I’ve been musing in my last couple of blogs about the healthy necessity for humans to stay in motion, and the deleterious effects of spending long periods seated. (See my May 1 post.) In my quest for more information I found a Scientific American article about dance, and how much humans like to play music and dance to it.
During the evolution of our species, if we needed to stay in motion for our very survival, it makes sense that our brains would evolve to promote motion. One way our brains promote life-sustaining activities is by making them pleasurable and making us want to repeat them. This is why we love salty, fatty, and sweet foods. Tens of thousands of years ago, such foods were exceedingly scarce, so we needed to love them and eat as much of them as we could on the rare occasions when they were available.
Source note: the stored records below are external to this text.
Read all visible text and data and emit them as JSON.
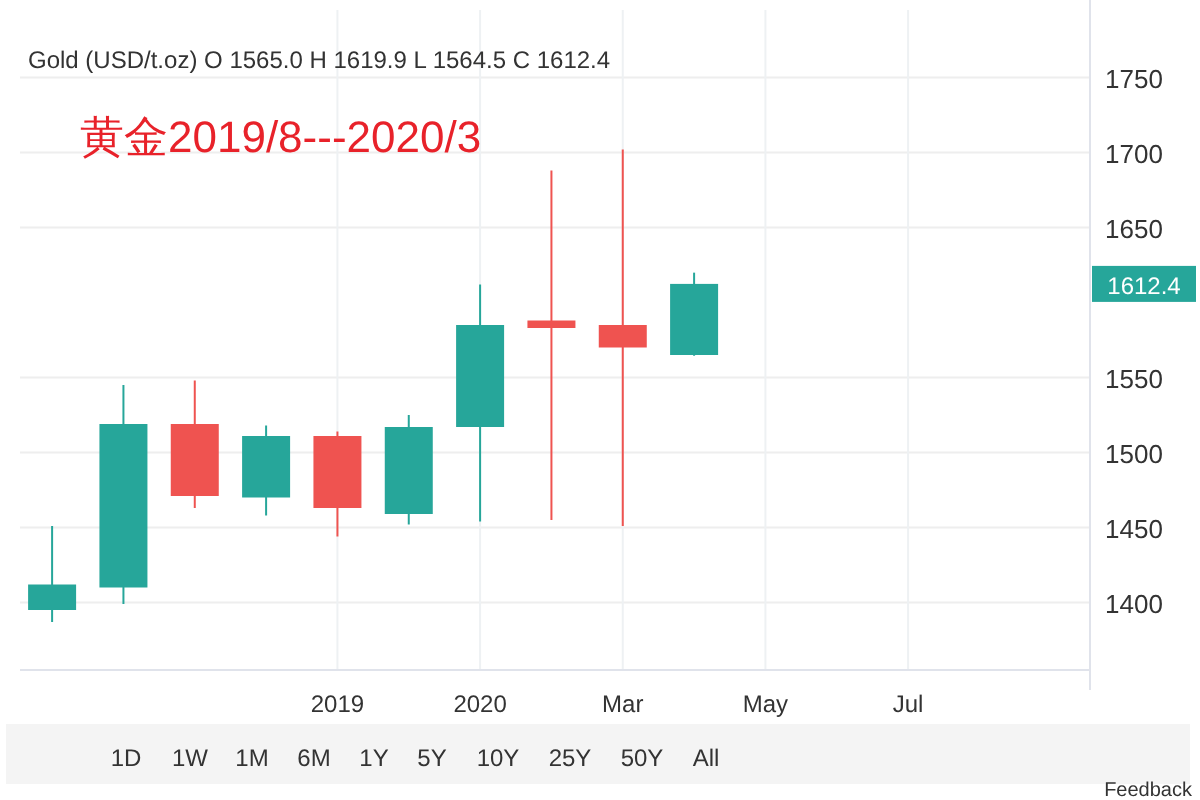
{
  "chart_data": {
    "type": "candlestick",
    "title": "Gold (USD/t.oz) O 1565.0 H 1619.9 L 1564.5 C 1612.4",
    "categories": [
      null,
      null,
      null,
      null,
      "2019",
      null,
      "2020",
      null,
      "Mar",
      null,
      "May",
      null,
      "Jul",
      null,
      null
    ],
    "ohlc": [
      [
        1395,
        1451,
        1387,
        1412
      ],
      [
        1410,
        1545,
        1399,
        1519
      ],
      [
        1519,
        1548,
        1463,
        1471
      ],
      [
        1470,
        1518,
        1458,
        1511
      ],
      [
        1511,
        1514,
        1444,
        1463
      ],
      [
        1459,
        1525,
        1452,
        1517
      ],
      [
        1517,
        1612,
        1454,
        1585
      ],
      [
        1588,
        1688,
        1455,
        1583
      ],
      [
        1585,
        1702,
        1451,
        1570
      ],
      [
        1565.0,
        1619.9,
        1564.5,
        1612.4
      ],
      null,
      null,
      null,
      null,
      null
    ],
    "colors": [
      "#26a69a",
      "#26a69a",
      "#ef5350",
      "#26a69a",
      "#ef5350",
      "#26a69a",
      "#26a69a",
      "#ef5350",
      "#ef5350",
      "#26a69a",
      null,
      null,
      null,
      null,
      null
    ],
    "ylim": [
      1355,
      1795
    ],
    "yticks": [
      1400,
      1450,
      1500,
      1550,
      1650,
      1700,
      1750
    ],
    "grid": true,
    "annotations": [
      "黄金2019/8---2020/3",
      "1612.4",
      "1D",
      "1W",
      "1M",
      "6M",
      "1Y",
      "5Y",
      "10Y",
      "25Y",
      "50Y",
      "All",
      "Feedback"
    ]
  }
}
Our brains make things pleasurable and worth repeating by sending out dopamine, a neurotransmitter behind lots of learning and, alas, addiction.
So here’s a wonderful clue to some of the greatest artistic accomplishments of our species. Perhaps rhythm, music, and dance arose out of repeated spurts of dopamine, urging our bodies and minds to keep us in motion. Then, as musical skills developed, perhaps musical activities became pleasurable in their own right. Perhaps we just wanted to engage in them because we enjoyed them so much.
To steal a line from Shakespeare: “If music be the food of love, play on!”